Dengan kedua tangannya ia membekukan monster-monster yang mendekatinya seraya mengecek kanan-kirinya bilamana ada yang membutuhkan bantuannya.
Dan disana ia mendapati seorang prajurit tengah terlentang menahan monster diatasnya dengan pedangnya yang patah, sedangkan teman-temannya yang lain juga terlihat sibuk dengan pertarungan mereka.
Ayrece memutar tangannya membentuk lingkaran didepan dada, pusaran cahaya biru muda berasap dan dingin keluar dari tangannya lalu dengan cepat ia menghempaskan pusaran itu ke depan membekukan para monster sampai radius lima puluh meter darinya sekaligus.
Menyelesaikan bagian itu, Ayrece berlari kearah prajurit yang membutuhkan bantuan tadi, tangannya mengepal longgar kemudian dari kepalan tangannya ia mengeluarkan sebuah benda lancip yang terlihat mirip pisau namun dari es tentunya.
Lalu dengan cekatan ia naik keatas monster tersebut dan menusuk punggungnya membuat monster setinggi dua meter dengan bentuk seperti kadal raksasa bertanduk itu mengaum kesakitan lalu tubuhnya yang hitam membiru dan tumbang.
Ayrece tersenyum puas "Nona ! Itu terlalu berbahaya, bukankah Tuan Grand Duke sudah berpesan agar anda tetap berada dibelakang garis aman ?" bukannya berterimakasih, si prajurit itu mengomel berniat mengingatkan Ayrece.

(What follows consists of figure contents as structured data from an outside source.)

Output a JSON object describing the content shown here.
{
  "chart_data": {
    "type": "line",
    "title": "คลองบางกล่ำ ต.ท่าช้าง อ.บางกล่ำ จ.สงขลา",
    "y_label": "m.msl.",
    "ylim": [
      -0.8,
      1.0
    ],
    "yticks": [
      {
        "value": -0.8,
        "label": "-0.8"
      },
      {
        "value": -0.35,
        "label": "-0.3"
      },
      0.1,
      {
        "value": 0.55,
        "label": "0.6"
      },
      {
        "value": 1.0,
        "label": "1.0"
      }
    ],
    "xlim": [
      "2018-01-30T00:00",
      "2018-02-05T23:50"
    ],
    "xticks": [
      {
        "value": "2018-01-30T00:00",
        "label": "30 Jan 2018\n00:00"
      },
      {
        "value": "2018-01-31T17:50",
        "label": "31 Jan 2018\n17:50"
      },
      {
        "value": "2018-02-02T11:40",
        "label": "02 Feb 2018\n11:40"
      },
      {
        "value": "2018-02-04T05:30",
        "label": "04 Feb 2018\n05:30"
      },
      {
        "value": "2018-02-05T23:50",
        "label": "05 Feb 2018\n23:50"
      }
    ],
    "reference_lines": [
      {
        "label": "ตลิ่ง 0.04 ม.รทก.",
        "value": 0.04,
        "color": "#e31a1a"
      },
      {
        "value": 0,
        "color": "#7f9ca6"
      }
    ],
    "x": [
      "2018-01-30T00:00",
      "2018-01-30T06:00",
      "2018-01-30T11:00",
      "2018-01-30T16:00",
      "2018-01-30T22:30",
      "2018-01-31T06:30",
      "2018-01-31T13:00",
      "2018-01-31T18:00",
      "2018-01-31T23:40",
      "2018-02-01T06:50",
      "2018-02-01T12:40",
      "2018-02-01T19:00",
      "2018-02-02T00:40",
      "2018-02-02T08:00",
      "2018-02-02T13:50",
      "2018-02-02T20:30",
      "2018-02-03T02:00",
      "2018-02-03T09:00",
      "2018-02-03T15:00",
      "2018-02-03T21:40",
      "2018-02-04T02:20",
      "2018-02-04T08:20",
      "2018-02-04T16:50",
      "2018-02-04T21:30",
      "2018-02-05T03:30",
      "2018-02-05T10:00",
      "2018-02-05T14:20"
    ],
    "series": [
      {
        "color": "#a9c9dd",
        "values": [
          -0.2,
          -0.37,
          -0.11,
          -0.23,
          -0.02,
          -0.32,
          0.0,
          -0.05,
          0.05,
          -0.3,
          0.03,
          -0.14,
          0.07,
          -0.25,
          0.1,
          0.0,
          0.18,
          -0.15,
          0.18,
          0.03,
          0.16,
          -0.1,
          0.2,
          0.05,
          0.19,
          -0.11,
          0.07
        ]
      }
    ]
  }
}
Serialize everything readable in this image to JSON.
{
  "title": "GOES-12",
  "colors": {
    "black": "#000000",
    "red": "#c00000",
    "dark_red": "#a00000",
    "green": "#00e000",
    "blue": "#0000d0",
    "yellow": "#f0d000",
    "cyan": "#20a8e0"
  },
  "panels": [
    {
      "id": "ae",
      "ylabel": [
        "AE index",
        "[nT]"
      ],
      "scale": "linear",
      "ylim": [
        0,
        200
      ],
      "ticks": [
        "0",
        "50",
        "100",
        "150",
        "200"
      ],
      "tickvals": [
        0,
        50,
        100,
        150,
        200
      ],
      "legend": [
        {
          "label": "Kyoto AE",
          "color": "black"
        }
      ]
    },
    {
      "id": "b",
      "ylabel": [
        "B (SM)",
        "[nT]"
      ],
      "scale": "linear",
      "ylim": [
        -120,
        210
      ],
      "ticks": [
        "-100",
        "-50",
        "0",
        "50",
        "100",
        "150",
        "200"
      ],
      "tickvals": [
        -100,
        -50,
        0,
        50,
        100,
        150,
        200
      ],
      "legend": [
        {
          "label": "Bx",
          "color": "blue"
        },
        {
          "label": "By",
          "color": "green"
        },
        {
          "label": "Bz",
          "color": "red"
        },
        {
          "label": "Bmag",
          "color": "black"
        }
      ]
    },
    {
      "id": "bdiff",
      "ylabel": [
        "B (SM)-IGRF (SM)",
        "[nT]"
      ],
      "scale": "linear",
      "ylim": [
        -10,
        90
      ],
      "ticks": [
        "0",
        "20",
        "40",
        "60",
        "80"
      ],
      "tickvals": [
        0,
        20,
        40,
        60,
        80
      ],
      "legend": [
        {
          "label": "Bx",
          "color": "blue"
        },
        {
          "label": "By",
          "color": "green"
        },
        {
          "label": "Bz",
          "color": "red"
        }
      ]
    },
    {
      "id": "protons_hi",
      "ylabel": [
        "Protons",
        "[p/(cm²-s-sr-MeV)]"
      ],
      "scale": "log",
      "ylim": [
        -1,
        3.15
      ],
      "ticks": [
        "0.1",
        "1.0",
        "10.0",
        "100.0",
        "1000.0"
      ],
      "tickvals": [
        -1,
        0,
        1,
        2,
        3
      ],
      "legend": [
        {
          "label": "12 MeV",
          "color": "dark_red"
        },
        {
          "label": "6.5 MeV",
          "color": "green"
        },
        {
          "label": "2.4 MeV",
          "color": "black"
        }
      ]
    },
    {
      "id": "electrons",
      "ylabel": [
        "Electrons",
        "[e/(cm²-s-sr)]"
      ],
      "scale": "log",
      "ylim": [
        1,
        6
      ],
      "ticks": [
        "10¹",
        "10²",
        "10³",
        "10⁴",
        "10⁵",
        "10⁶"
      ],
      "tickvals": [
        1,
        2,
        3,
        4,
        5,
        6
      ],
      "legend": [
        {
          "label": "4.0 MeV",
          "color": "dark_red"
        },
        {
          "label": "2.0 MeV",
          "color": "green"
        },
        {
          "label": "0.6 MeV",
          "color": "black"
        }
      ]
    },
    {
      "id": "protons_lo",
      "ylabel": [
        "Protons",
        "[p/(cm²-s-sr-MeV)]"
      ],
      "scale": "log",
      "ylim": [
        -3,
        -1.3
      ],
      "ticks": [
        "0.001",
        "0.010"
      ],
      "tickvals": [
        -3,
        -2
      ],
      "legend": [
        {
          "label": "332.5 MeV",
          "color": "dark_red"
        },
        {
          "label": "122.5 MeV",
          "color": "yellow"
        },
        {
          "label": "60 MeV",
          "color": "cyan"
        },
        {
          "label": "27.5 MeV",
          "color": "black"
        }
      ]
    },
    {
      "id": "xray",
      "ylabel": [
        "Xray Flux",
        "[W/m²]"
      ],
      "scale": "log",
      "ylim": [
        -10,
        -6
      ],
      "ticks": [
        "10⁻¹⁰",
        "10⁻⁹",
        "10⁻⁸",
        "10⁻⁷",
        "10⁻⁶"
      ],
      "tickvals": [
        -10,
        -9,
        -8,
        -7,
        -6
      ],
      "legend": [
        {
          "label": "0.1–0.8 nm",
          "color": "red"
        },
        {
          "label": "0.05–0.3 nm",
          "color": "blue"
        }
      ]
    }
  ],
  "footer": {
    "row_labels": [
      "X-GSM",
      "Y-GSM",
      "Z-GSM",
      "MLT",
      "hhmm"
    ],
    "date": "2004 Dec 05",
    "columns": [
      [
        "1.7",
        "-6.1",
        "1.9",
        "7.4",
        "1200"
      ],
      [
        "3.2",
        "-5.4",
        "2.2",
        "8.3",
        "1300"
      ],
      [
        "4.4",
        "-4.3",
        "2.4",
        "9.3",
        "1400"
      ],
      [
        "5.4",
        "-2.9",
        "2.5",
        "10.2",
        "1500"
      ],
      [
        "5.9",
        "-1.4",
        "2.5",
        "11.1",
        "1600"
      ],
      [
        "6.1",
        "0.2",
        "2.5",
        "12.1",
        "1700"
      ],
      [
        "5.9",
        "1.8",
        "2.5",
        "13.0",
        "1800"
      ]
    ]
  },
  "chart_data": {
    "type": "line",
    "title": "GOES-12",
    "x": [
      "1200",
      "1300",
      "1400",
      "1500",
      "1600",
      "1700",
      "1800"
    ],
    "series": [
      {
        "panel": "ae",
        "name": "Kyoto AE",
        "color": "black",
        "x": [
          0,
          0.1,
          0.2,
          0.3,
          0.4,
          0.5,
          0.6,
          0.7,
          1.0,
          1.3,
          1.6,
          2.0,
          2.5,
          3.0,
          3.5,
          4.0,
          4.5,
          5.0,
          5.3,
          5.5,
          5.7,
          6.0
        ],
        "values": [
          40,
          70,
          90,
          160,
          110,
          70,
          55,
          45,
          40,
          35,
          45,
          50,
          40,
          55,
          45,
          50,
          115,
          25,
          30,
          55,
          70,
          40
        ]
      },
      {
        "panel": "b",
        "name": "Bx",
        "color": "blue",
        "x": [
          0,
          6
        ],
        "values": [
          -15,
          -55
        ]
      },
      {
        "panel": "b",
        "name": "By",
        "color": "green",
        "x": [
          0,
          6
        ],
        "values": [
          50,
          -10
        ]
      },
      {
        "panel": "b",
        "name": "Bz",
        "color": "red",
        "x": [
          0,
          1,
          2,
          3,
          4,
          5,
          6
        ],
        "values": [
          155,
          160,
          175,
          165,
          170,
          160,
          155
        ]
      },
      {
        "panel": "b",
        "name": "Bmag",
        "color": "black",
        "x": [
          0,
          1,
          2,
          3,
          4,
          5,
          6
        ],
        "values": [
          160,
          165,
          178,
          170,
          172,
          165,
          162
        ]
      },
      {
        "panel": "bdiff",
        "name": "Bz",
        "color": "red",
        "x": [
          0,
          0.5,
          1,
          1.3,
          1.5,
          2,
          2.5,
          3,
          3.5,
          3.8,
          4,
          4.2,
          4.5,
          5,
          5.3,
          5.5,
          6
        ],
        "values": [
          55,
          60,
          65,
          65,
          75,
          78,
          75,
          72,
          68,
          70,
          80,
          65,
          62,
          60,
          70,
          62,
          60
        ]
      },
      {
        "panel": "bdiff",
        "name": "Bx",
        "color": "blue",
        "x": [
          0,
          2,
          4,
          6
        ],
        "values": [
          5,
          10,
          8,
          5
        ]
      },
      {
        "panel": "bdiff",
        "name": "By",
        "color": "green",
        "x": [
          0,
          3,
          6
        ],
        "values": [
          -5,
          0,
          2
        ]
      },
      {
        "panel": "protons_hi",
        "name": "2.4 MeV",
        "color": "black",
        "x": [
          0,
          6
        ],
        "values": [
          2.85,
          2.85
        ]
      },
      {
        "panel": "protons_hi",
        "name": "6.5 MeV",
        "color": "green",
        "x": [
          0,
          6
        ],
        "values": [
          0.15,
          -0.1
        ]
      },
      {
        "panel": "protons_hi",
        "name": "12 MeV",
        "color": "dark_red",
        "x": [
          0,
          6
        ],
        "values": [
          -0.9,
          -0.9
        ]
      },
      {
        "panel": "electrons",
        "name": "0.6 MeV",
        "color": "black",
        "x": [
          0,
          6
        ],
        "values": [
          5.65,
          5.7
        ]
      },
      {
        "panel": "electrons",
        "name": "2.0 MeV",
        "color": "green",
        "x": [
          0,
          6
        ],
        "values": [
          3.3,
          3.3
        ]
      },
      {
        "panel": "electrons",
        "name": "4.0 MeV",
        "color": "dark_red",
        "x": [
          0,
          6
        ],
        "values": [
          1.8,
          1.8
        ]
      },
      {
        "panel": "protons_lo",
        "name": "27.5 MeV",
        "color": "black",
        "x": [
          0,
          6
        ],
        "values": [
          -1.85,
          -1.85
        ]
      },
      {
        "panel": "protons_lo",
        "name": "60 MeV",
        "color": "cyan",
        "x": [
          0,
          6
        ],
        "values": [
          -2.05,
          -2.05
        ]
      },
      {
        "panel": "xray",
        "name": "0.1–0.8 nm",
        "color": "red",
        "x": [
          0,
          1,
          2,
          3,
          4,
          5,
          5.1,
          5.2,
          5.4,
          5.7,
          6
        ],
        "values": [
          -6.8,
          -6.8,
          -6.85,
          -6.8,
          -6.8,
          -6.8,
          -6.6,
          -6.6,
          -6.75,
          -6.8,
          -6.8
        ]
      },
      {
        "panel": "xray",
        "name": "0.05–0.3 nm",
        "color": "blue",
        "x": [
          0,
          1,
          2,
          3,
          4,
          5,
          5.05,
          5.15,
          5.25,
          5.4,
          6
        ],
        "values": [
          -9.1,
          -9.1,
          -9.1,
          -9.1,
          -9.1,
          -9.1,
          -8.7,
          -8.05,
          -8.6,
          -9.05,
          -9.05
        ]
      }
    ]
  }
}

"Ucapan terimakasih saja cuku kok" ucap Ayrece kembali sibuk dengan beberapa monster yang mendekat.
"Dan lagipula itu salahmu karena tidak fokus, jadinya kewalahan dan aku harus membantu kan" Ayrece membela diri, ia hanya tidak ingin menerima surat yang berisi teguran lagi dari Althare karena tidak menghiraukan petuahya.
"Saya bisa mengurusnya, dan tadi Anda mengeluarkan sihir cukup besar, itu beresiko" tiada hentinya prajurit itu mengomeli Ayrece seraya mengggerakkan pedangnya menebas kumpulan monster kerdil berwarna hijau yang berlarian mendekat sambil tertawa jelek.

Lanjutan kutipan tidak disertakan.